BEIRUT // Hizbollah leader Hassan Nasrallah on Friday vowed to expand the group’s presence in Syria and send more leaders to the battlezone than ever before.
It came a week after the Lebanese Shiite group announced that its top commander in Syria, Mustafa Badreddine, had been killed near Damascus.
“No death of any of our leaders will drive us from the battle. This precious blood will push us to a larger, stronger and more sophisticated presence,” Mr Nasrallah said in a speech broadcast live on the group’s Al Manar television channel.
“We are staying in Syria. More leaders will go to Syria than the number that were there before.”
“We will be present in different forms as well,” he added without elaborating. “We will complete this battle.”
Mr Nasrallah also promised harsh retaliation to any future Israeli attacks – even at the risk of war. Despite this, however, he reiterated his previous claim that it was Sunni militants who were responsible for Badreddine’s death, not the Israeli security forces.
Hizbollah announced the death of Badreddine on May 13. Initial suspicions fell on Israel, but a day later Hizbollah said an investigation carried out by the group had determined that the commander was killed by an artillery attack mounted by Sunni militants near Damascus’ airport.
This claim was met with pushback, however, as no rebel group took responsibility for the attack, while the Syrian Observatory for Human Rights – an opposition monitoring group – said it had not recorded any shelling in the area.
Mr Nasrallah provided no new evidence to support his group’s claim, instead maintaining that Hizbollah’s investigation of the incident did not point to Israel. He argued that Israel would have been too afraid to kill such a leader and that Hizbollah had a history of speaking the truth.
“For us, even in psychological war, we don’t lie,” he said, according to a translation of his speech broadcast by Iran’s state-run Press TV.
Over the course of Hizbollah’s deployment to Syria, Israel has carried out several attacks on the group’s military leaders.
In air strikes last year, Israel killed commanders Jihad Mughniyeh and Samir Kuntar.
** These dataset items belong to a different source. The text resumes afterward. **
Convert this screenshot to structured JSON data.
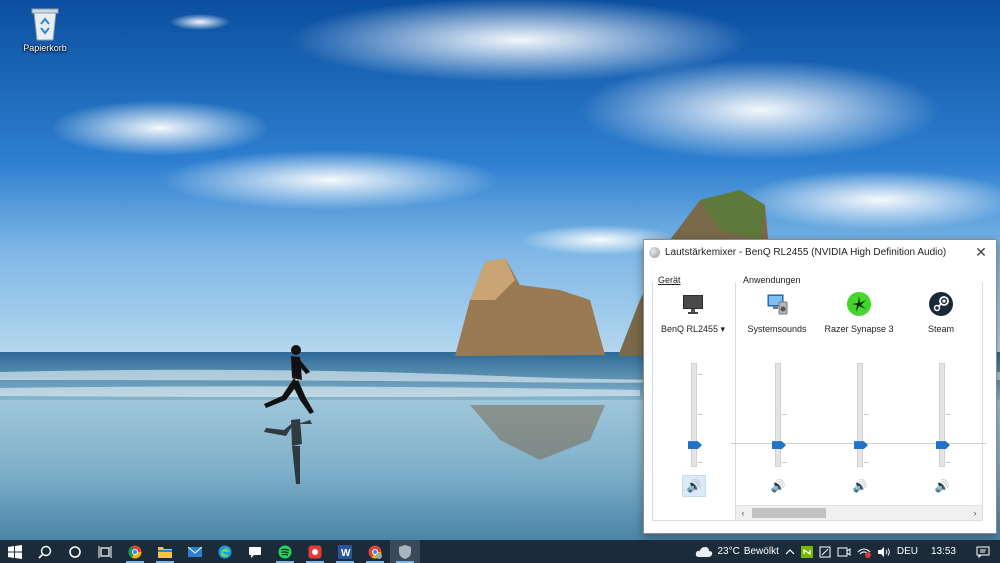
{
  "desktop": {
    "icons": [
      {
        "label": "Papierkorb",
        "icon": "recycle-bin-icon"
      }
    ]
  },
  "mixer": {
    "title": "Lautstärkemixer - BenQ RL2455 (NVIDIA High Definition Audio)",
    "close_glyph": "✕",
    "device_group_label": "Gerät",
    "apps_group_label": "Anwendungen",
    "device": {
      "label": "BenQ RL2455 ▾",
      "volume_percent": 21,
      "muted": false,
      "icon": "monitor-icon"
    },
    "apps": [
      {
        "label": "Systemsounds",
        "icon": "system-sounds-icon",
        "volume_percent": 21
      },
      {
        "label": "Razer Synapse 3",
        "icon": "razer-icon",
        "volume_percent": 21
      },
      {
        "label": "Steam",
        "icon": "steam-icon",
        "volume_percent": 21
      }
    ],
    "speaker_glyph": "🔊",
    "scroll_left": "‹",
    "scroll_right": "›"
  },
  "taskbar": {
    "apps": [
      "start-icon",
      "search-icon",
      "cortana-icon",
      "task-view-icon",
      "chrome-icon",
      "file-explorer-icon",
      "mail-icon",
      "edge-icon",
      "chat-icon",
      "spotify-icon",
      "record-icon",
      "word-icon",
      "chrome-profile-icon",
      "shield-icon"
    ],
    "weather": {
      "temperature": "23°C",
      "condition": "Bewölkt"
    },
    "language": "DEU",
    "time": "13:53",
    "accent": "#7ab6ea"
  },
  "colors": {
    "slider_thumb": "#1f73c9",
    "taskbar_bg": "#1c2b3a"
  }
}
Hizbollah also blames Israel for gunning down commander Hassan Laqqis in Beirut in 2013, though a Sunni militant group also took credit for his death.
If Israel strikes Hizbollah forces again, Mr Nasrallah promised on Friday that it will face a major retaliation going beyond the Lebanon-Israel border where recent revenge attacks have been focused.
“If you do any harm to our mujahideen, you the Zionists, our response will be direct and harsh and go beyond the Shebaa Farms ... whatever the repercussions,” he said.
In response to the January 2015 killing of Mughniyeh – the son of Hizbollah’s most famed operative Imad Mughniyeh – the group’s fighters ambushed an Israeli convoy in the disputed Shebaa Farms area on Lebanon’s border with Israel.
The subsequent clashes died down over the course of a few hours, but Mr Nasrallah said on Friday that Hizbollah had been mobilised for a full-scale war.
“The operation in response to the martyrs of Quneitra could have led to war, and we were ready for war. On that day, we evacuated all of our positions, we had thousands in the military training camps, we took all of our measures, we opened all of our operation centres,” he said. “History does not show that we back down or are afraid.”
In the four years that Hizbollah’s forces have been fighting on behalf of Syrian president Bashar Al Assad’s government, the group has likely lost about as many fighters as it did in decades of conflict with Israel.
Senior commanders have also faced increased risks in Syria, with a number of leaders dying in Israeli assassinations and battles with extremist groups.
Mr Nasrallah said he recognised the danger of sending one of Hizbollah’s most important leaders to Syria.
In the early days of the war “I prevented [Badreddine] from going to Syria in order to preserve his life, for his own protection,” said Mr Nasrallah.
He recalled Mr Badreddine’s frustration at running the war from Beirut’s Hizbollah-controlled southern suburbs, saying he pushed to be allowed to manage the war from the ground.
“He joked, unless you don’t want me to be martyred and want me to die in a bed,” Mr Nasrallah said.